The tour of the Nile continues with Luxor, the Valley of the Kings, and the temples of Karnak and Luxor.
Friday 7.1.2005, The Nile – Luxor
We are mooring in Luxor until tomorrow when we will take the night train back to Cairo. According to the itinerary we would spread the sightseeing over two days, but it turned out to be a bit too cramped. In the end we had enough of temples and hieroglyphs. Especially my son.
During the meals we share table with an Ecuadorian couple, he is a doctor and she is from Venezuela. Very nice, they love to dance tango, have eight cars, a horse and are overall hardly without a fortune. Well, well.
We hastened off with not the best guide, Mohammed. First to the Valley of the Kings and three graves in the stone desert mountains, Seth I, Ramses II and III. Then we drove back around the bend to Queen Hapsetshut’s palace and at last the Colossi of Memnon. It was all a huge experience. Say no more!
Inside a grave chamber in the Valley of the Kings, Luxor
From the Valley of the Kings, Luxor
Queen Hapsetshut’s palace, outside Luxor
Colossi of Memnon, outside Luxor
This fifth video in this series from Egypt is from the Valley of the Kings outside Luxor. Filming is not allowed inside the valley so the video contains some photographs from the valley and even inside some of the crypts. In addition comes scenes from Queen Hatshepsut’s mortuary temple complex not far from the Valley of the Kings, and from the statues called Colossi of Memnon standing guard on the the way from Luxor to the Necropolis.
After lunch and before another guided trip we relaxed and my son had a bath. The little Viking managed to dip himself in the pool.
Then it was into the minibus to the second part of today’s program, the temple areas in Luxor town. First we walked into Karnak with the large columns and then Luxor Temple which includes a Christian altar, a mosque and buildings of the original Nile-religion of the Pharaohs.
Karnak Temple illustration
Karnak Temple columns, Luxor
This video is from the Karnak temple complex in Luxor. There are several temples in this temple complex on the East Bank of the Nile. Most of what is seen was built during the New Kingdom between the 16th and 11th century BC. Here is found the famous Hypostyle hall with all the large columns, the largest being 21 metres.
Temple of Luxor
Video from Luxor Temple in Luxor.
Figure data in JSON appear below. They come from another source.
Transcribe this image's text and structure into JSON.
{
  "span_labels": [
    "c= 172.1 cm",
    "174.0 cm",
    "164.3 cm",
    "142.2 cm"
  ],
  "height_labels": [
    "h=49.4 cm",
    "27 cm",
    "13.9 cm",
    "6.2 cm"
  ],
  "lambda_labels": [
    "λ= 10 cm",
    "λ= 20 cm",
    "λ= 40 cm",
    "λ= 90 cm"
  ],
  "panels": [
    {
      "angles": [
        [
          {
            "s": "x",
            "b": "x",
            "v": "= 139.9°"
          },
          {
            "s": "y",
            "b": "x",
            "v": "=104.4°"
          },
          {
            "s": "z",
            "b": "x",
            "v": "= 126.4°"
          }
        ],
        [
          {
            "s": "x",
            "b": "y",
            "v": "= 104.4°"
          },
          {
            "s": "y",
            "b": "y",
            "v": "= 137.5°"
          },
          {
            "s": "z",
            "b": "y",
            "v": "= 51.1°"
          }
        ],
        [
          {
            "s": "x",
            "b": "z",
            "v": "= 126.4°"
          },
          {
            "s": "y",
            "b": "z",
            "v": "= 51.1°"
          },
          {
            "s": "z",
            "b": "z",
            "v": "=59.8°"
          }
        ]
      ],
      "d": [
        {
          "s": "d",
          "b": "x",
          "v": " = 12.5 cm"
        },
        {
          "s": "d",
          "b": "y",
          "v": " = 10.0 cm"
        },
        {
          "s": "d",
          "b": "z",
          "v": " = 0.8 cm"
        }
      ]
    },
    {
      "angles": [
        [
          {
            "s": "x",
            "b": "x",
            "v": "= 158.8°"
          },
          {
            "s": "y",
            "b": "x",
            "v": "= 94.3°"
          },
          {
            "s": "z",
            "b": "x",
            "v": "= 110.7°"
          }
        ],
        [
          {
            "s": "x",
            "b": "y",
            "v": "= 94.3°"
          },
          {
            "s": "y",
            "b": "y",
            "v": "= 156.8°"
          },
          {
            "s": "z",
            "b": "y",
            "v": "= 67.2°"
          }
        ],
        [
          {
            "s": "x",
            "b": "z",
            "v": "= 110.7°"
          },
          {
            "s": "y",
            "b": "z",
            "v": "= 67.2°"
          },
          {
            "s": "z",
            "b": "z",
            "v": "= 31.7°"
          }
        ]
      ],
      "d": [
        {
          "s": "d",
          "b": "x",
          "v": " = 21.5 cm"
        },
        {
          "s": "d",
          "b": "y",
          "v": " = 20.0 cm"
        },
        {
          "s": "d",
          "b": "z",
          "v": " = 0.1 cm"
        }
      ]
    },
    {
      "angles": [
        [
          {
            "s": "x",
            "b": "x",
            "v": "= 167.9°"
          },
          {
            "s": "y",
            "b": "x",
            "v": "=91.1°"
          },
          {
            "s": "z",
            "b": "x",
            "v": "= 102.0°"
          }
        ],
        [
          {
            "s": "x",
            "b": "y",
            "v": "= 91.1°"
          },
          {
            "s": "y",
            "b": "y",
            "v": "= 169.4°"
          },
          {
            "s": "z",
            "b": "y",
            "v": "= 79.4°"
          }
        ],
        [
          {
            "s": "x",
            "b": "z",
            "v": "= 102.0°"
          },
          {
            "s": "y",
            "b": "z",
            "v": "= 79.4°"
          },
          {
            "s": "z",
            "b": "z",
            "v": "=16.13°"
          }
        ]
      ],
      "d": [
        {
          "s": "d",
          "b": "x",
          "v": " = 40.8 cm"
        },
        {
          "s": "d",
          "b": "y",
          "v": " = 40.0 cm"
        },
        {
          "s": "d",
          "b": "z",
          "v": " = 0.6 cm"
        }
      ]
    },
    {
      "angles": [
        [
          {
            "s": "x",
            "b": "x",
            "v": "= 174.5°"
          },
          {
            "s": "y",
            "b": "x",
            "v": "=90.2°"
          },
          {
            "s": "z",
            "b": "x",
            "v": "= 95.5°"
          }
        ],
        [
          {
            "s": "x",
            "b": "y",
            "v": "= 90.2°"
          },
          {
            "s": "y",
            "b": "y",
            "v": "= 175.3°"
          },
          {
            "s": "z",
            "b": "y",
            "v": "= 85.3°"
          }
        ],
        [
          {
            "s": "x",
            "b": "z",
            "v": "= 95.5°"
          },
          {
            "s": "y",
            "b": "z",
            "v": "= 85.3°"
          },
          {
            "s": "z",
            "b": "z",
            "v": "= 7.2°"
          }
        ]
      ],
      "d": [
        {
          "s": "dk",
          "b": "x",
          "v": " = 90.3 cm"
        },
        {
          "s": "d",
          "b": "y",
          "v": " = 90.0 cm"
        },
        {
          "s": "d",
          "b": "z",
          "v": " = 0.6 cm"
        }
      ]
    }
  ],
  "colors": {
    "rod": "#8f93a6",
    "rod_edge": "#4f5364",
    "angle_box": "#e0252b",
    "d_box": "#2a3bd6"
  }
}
The temple on the East Bank of the Nile dates back to the 14th century BC.
Today an Indian couple joined us, with their son at around five years of age. He and my son got along quite well.
In the evening we joined the South-Americans and their guide into the souq and smoked water pipe on a pavement café. By the way, we both had a swim (dip) before that. Then we went to bed for the last time on the ship.
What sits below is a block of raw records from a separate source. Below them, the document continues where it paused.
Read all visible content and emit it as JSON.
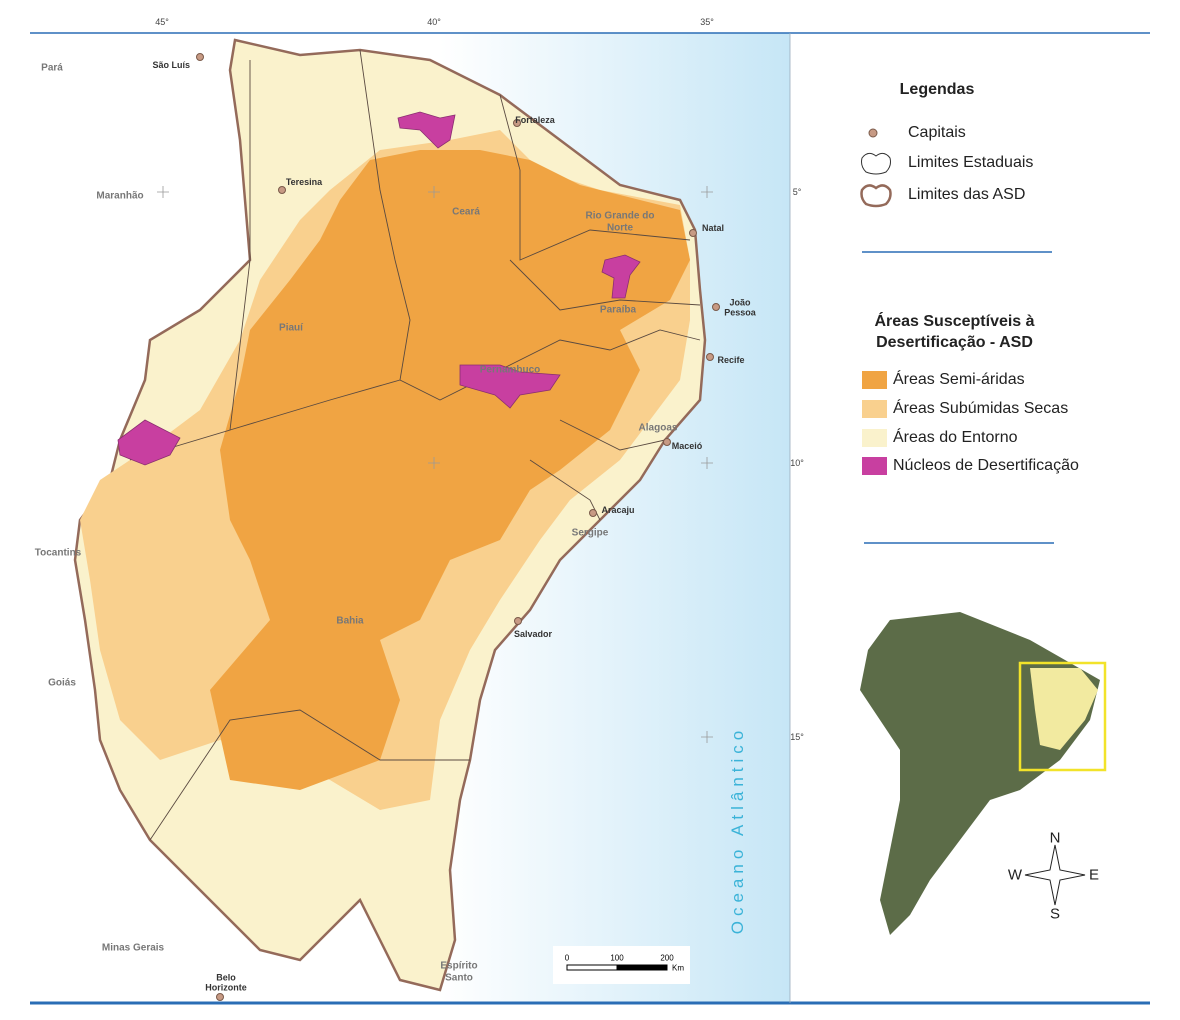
{
  "map": {
    "graticule": {
      "longitudes": [
        "45°",
        "40°",
        "35°"
      ],
      "latitudes": [
        "5°",
        "10°",
        "15°"
      ]
    },
    "states": [
      "Pará",
      "Maranhão",
      "Tocantins",
      "Goiás",
      "Minas Gerais",
      "Piauí",
      "Ceará",
      "Rio Grande do Norte",
      "Paraíba",
      "Pernambuco",
      "Alagoas",
      "Sergipe",
      "Bahia",
      "Espírito Santo"
    ],
    "capitals": [
      "São Luís",
      "Teresina",
      "Fortaleza",
      "Natal",
      "João Pessoa",
      "Recife",
      "Maceió",
      "Aracaju",
      "Salvador",
      "Belo Horizonte"
    ],
    "ocean": "Oceano Atlântico",
    "scale": {
      "ticks": [
        "0",
        "100",
        "200"
      ],
      "unit": "Km"
    }
  },
  "legend": {
    "title": "Legendas",
    "items": [
      "Capitais",
      "Limites Estaduais",
      "Limites das ASD"
    ],
    "asd_title": "Áreas Susceptíveis à Desertificação - ASD",
    "asd_items": [
      {
        "label": "Áreas Semi-áridas",
        "color": "#f0a443"
      },
      {
        "label": "Áreas Subúmidas Secas",
        "color": "#f9d08e"
      },
      {
        "label": "Áreas do Entorno",
        "color": "#faf2cc"
      },
      {
        "label": "Núcleos de Desertificação",
        "color": "#c83fa0"
      }
    ]
  },
  "inset": {
    "compass": [
      "N",
      "W",
      "E",
      "S"
    ]
  }
}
Saturday 8.1.2005, Luxor and the train
A relaxing day. We strolled and horse-carriaged our way around the centre of Luxor, in and around thesouq. It is colourful and mainly local. We lunched at McDonald’s (sigh) were me met the Indians again.
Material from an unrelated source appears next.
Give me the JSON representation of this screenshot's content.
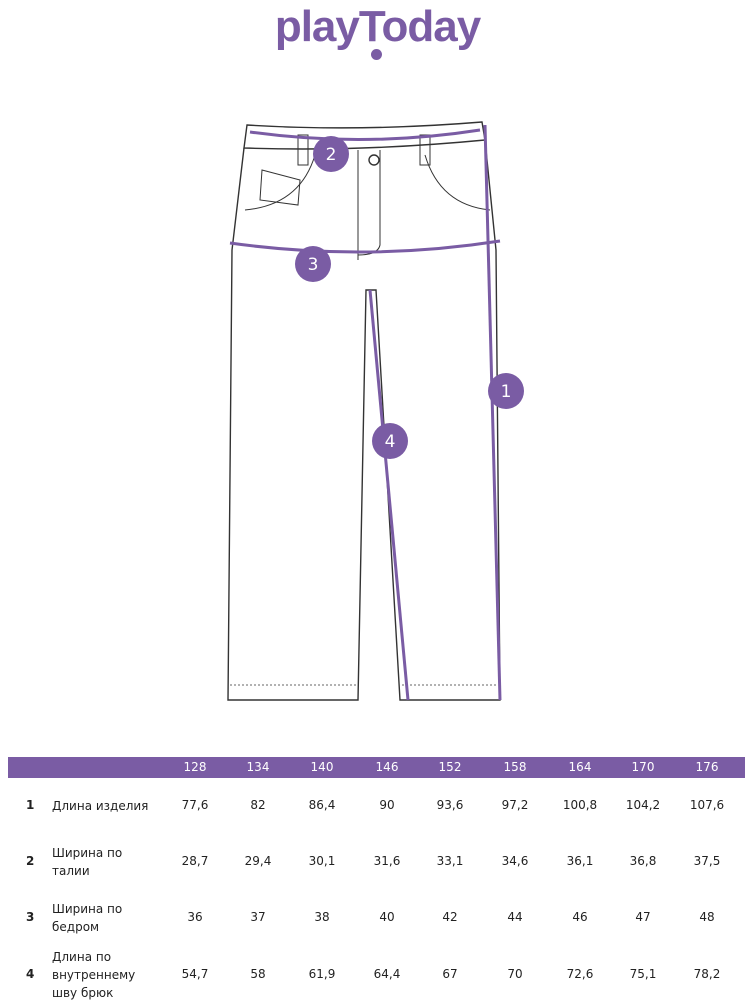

Luxor (ancient Thebes) is one the world’s top destinations with its temples and the Valley of the Kings across the River Nile. This video is my eighth in this series and marks the end point of the more than 200 km cruise on the Nile from Aswan and concentrates on giving an impression of city life in contemporary Luxor.
Shopping in the Luxor souq
We sat down at a couple of cafés and worked our way through our diaries. Shoe shiners, black clothed women, traders, tourists etc. went by. Periodic “Allah-u Akbar” sounds from the mosques. People are polite, friendly and generally not harassing, apart from in the centre of the tourist trail.
Bargaining is a necessity. It is more colourful here, much more than my other son experienced in Cuba. By that I mean filth, poverty, crowds, dirty children, nomad families, buildings and so on.
We walked back to our ship for a late checkout and got in touch to two fellow travellers from Turkey. Only one of them spoke English. Very pleasant talking about this and that. They recommended the sound and light show in Giza, but we wanted to kill some time with the equivalent in Karnak. For half the price of what our travel agent offered we attended a nice show but missed half the point for reasons of language. Because of short time we had the French language version.
Then it was back to the boat to pick up our luggage. The travel agency drove us to the station and a bit delayed the train rolled off. We even met the Indians here as well. We had dinner on board. Now it is straight to bed for it will be a very early arrival in Giza tomorrow.